# Weed ID?



## Tiempo (May 22, 2008)

Anyone know what this is? The tops look like a very coarse grass but it has these huge red tubers


----------



## Tiempo (May 22, 2008)




----------



## gone-a-milkin (Mar 4, 2007)

Daylilies?


----------



## Tiempo (May 22, 2008)

I don't think so, the leaves were too coarse and 'grassy' I have quite a few types of daylilies and they didn't resemble any I have at all


----------



## Tiempo (May 22, 2008)

The closest I've found googling are the nut sedges, but the only one I've found a picture of where the rhizomes are this large is a warm climate one that would not be found here in Michigan.


----------



## ol country girl (Mar 19, 2013)

Hmmm!!! Does this plant have flowers??? Could it be Yucca??? What kind of soil is it growing in??? Sandy??? Red Clay??? Woods???


----------



## Tiempo (May 22, 2008)

Not yucca, I've dug plenty of that out  It's in loam in full sun

I've never seen it before so too soon for flowers here, and now I've dug it all out. It was all around the base of my white hydrangea, but nowhere else in my flower beds or anywhere else as far as I can tell.


----------



## d'vash (Apr 25, 2013)

Acorus calamus, perhaps? Very similar leaves and root structure. They grow in Michigan, enjoy full sun and loam soil.


----------



## Tiempo (May 22, 2008)

Golden Affinity said:


> Acorus calamus, perhaps? Very similar leaves and root structure. They grow in Michigan, enjoy full sun and loam soil.
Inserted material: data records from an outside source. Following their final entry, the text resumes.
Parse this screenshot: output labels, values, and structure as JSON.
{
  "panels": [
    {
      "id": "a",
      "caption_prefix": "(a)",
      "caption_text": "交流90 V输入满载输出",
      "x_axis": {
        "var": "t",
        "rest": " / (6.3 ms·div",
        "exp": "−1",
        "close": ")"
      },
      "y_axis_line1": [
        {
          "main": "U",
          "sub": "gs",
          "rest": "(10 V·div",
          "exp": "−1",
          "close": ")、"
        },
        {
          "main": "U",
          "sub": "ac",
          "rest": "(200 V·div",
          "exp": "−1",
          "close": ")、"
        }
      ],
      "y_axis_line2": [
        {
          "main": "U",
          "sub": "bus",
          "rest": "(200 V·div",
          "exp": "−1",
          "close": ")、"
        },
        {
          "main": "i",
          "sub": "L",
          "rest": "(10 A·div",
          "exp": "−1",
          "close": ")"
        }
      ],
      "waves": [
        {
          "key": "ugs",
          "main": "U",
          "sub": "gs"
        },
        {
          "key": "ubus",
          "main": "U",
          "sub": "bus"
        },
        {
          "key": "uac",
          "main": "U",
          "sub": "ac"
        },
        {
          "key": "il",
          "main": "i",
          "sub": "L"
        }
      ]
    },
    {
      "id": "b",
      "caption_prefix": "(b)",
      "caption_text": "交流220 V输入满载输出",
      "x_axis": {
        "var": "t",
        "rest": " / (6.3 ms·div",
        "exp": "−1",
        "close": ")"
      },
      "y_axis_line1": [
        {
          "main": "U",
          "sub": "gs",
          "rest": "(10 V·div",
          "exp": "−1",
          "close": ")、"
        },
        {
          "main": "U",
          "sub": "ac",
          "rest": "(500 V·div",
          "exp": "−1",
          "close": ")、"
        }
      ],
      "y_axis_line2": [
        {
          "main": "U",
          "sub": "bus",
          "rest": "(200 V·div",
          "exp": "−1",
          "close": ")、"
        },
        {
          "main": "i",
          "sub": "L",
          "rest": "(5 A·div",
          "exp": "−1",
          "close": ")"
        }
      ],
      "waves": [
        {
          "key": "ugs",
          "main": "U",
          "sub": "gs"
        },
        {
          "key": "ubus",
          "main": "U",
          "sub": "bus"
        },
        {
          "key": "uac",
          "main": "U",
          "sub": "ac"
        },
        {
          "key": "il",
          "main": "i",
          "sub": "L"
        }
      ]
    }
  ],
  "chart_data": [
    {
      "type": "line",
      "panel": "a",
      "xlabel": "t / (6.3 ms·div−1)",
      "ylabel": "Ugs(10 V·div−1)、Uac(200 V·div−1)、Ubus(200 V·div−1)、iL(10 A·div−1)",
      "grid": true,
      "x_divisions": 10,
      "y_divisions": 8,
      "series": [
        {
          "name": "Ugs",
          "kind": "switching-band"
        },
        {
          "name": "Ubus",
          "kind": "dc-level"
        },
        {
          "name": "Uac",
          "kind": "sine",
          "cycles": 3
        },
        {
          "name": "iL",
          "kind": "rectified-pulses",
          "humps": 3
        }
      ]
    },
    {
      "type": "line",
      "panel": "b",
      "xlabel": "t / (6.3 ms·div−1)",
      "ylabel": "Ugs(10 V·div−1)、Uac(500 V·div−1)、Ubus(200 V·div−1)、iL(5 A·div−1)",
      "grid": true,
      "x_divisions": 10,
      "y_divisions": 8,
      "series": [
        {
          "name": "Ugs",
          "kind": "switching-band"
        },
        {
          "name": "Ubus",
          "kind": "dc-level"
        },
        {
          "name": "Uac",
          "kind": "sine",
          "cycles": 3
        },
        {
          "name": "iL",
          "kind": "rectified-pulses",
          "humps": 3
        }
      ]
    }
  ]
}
The leaves are wrong, acorus calamus has a fan type form, not so in my mystery weed


----------



## wannabechef (Nov 20, 2012)

Does it have a "v" shaped blade...triangle?


----------



## Tiempo (May 22, 2008)

I'll have to dig them out of the weed pile and take another look 

I think so.


----------



## Fennick (Apr 16, 2013)

*Iris* pseudacorus (wild yellow flag) can have long red rhizomes on it when it's growing away from water. Your pictures of the root and the leaves looks like that.


----------